Tucked away in Brisbane’s inner creative pocket, sits TRYP Hotel on Constance Street, Fortitude Valley – also known as Australia’s first ever, 65 room, boutique ‘Street Art Hotel’.
The building itself posses an interesting past. Presumably around 150 years ago, the space was once a clubhouse for the Royal Antediluvian Order of Buffaloes, the Brisbane chapter of an international and mysterious secret society. An antique plaque from this time was discovered in the development stages of TRYP and is now displayed in the reception area of the hotel. Post clubhouse history, the building was a central backpackers hotel which then became abandoned due to reasons not currently known. It was through this time of abandonment that the space became an inner city hub for local and international artists.
AFTER: An open landscape rooftop bar, ‘UP on Constance’

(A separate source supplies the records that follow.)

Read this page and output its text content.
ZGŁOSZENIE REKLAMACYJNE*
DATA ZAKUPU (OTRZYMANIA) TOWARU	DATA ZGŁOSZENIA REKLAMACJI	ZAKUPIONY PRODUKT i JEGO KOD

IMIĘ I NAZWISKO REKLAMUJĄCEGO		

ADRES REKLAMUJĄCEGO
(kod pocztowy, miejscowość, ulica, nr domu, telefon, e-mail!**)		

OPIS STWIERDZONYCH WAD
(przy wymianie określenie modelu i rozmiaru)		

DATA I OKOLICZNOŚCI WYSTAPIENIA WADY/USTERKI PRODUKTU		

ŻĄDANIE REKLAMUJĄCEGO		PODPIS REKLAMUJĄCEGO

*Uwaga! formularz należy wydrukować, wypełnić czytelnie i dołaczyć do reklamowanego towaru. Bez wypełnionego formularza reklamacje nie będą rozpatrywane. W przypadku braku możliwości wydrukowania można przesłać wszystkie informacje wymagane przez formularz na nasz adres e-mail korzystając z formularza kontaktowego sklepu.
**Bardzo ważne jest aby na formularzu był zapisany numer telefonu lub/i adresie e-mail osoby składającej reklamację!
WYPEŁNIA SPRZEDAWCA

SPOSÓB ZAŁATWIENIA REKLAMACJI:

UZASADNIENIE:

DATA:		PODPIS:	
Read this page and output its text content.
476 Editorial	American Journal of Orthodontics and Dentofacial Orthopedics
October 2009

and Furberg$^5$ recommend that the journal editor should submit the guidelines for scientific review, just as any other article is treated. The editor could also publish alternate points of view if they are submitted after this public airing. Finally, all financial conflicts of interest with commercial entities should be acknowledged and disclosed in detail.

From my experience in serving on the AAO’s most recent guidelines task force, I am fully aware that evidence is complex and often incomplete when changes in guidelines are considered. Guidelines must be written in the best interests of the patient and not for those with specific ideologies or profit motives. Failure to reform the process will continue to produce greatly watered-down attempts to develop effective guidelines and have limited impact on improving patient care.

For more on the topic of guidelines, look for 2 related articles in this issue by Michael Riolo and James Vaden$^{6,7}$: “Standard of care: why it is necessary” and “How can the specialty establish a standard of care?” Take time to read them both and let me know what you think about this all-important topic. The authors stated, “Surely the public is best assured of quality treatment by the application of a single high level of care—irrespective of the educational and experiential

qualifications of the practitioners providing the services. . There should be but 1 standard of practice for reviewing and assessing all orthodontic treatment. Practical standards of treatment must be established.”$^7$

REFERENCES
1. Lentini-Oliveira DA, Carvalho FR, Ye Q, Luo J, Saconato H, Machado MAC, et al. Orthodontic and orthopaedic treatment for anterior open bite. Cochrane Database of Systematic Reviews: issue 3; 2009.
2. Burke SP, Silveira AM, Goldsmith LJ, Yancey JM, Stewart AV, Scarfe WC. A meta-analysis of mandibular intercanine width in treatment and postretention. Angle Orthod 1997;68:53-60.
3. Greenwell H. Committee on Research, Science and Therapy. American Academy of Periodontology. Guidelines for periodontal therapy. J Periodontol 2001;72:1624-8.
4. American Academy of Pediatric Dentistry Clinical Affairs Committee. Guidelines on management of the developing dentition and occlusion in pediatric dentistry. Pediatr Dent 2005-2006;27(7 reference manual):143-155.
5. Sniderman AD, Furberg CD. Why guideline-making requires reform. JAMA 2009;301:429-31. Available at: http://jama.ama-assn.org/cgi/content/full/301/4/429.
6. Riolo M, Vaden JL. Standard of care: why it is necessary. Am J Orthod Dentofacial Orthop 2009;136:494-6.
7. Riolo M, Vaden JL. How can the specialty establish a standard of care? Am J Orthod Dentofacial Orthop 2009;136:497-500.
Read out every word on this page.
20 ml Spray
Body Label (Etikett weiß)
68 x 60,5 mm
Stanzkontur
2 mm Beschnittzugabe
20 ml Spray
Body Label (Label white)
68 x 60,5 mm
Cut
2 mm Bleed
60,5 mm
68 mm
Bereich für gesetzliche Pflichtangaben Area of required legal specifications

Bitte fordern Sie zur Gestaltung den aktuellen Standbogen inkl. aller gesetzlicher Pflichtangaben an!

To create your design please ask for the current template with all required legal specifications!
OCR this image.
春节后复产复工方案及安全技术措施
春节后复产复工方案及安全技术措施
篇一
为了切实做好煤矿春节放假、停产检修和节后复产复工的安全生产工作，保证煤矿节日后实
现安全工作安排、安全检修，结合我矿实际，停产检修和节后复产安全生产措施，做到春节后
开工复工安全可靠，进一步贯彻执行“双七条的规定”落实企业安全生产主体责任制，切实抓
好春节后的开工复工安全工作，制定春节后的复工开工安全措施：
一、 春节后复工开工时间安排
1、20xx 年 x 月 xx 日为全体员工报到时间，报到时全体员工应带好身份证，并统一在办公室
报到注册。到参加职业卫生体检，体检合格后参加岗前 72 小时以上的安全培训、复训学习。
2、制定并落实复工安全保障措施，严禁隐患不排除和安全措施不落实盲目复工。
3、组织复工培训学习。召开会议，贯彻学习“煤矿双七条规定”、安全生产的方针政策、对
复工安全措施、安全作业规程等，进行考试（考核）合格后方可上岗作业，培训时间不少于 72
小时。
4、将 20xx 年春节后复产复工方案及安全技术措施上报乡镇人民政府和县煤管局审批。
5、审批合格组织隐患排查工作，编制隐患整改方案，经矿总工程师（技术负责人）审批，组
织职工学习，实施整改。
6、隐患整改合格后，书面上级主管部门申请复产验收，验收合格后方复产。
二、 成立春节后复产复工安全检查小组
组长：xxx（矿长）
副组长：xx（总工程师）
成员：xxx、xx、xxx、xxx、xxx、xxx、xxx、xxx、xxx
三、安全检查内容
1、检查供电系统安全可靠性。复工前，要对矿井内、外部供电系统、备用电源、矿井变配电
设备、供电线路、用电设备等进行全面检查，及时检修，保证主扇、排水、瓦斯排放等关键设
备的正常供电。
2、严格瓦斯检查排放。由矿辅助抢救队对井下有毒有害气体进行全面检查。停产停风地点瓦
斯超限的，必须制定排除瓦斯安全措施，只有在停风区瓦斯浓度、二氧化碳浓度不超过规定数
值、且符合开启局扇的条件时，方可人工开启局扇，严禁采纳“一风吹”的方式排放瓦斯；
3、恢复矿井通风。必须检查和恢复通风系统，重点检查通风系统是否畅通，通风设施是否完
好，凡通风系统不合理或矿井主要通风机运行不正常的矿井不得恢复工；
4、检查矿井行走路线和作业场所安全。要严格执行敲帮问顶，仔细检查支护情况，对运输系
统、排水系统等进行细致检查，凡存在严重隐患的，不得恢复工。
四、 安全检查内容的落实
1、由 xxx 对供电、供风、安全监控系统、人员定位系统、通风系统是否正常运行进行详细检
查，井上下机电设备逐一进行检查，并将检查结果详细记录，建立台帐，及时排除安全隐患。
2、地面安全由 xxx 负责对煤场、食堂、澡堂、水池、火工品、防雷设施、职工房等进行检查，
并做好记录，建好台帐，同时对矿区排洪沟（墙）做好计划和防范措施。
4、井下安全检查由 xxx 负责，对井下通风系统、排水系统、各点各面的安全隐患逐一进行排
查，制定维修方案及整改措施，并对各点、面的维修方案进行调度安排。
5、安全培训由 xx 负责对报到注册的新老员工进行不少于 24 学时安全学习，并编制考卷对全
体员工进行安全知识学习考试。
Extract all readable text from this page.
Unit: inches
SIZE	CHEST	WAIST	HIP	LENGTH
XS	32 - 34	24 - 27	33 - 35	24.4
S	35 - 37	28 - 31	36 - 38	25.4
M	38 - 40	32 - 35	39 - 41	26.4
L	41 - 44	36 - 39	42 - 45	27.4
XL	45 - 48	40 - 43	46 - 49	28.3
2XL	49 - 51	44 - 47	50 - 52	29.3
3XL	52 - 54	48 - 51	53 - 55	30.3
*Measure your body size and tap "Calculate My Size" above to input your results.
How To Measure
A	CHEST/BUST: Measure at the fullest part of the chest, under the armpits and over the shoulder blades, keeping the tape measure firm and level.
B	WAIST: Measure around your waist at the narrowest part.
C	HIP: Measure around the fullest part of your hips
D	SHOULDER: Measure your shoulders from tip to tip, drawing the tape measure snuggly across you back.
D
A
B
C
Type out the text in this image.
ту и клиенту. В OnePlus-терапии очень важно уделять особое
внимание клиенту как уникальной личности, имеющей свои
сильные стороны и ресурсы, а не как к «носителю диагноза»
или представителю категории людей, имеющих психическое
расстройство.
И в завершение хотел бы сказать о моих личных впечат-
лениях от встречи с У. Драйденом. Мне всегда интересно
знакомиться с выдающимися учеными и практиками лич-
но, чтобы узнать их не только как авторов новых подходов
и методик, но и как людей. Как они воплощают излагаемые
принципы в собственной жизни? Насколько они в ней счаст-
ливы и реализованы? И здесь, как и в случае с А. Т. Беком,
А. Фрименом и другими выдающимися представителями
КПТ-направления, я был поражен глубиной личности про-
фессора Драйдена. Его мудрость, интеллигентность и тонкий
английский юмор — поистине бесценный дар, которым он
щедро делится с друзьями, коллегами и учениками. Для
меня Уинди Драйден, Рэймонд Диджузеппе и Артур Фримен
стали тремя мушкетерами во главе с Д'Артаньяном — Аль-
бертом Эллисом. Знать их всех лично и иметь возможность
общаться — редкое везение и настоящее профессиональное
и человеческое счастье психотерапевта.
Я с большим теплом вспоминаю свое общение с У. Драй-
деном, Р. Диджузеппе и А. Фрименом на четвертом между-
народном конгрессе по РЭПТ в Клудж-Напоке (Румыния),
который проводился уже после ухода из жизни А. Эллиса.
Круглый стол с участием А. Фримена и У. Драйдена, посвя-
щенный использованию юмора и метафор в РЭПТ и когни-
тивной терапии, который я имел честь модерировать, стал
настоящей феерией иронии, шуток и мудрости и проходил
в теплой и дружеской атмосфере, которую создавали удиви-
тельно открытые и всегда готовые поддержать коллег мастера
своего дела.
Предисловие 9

Previous features of the abandoned backpackers included level upon level of tags, art and scrawlings constantly changing with each visit. A huge staircase leading up to the highest point of the building also boasted rooftop views and a small shelter tower where one could, (surprisingly enough) get free WiFi by connecting wirelessly to nearby business’s access points. Not the ideal holiday destination for most, but it was in this wasteland state that the space truly flourished.
TRYP’s vision and consideration to stay true to the building’s past street style was a respectful and admirable decision by their developers. As old walls got touched up and painted over, new murals appeared to stay from some of Australia’s most prominent street artists, Rone, Numskull, Fintan Magee and Beastman.
“Their vibrant artworks serve as a foundation for the hotel’s distinctive concept, resonating through every aspect of the business, from the eats to the beats, the boys’ effervescent and evocative creations set the tone for Brisbane’s most audacious inner-city haunt.”
Hidden in the stairwell and storage rooms, a few of the buildings original pieces still stand and are now embedded into the iconic history of the TRYP Hotel.
Benjamin Reeve’s original character found on the entry level floor of the abandoned backpackers is now an amicable feature of TRYP hotel thanks to Rone who incorporated the aged work into his commission piece.
This security camera stencil and female character can be found in TRYP’s food storage room, a place you will likely need to seek assistance to find, but is still a preserved artwork.
This Fintan Magee piece painted in the abandoned backpackers many years ago also still remains, though it’s now living inside the confines of a Chur Burger/TRYP storage cupboard.
If you’re yet to check out TRYP hotel, we recommend you do. Looking back at the building’s history and forward with TRYP’s developments arises thoughts of appreciation, acceptance and celebration for graffiti and street art in contemporary society. Trust us, it’s worth the ‘trip’.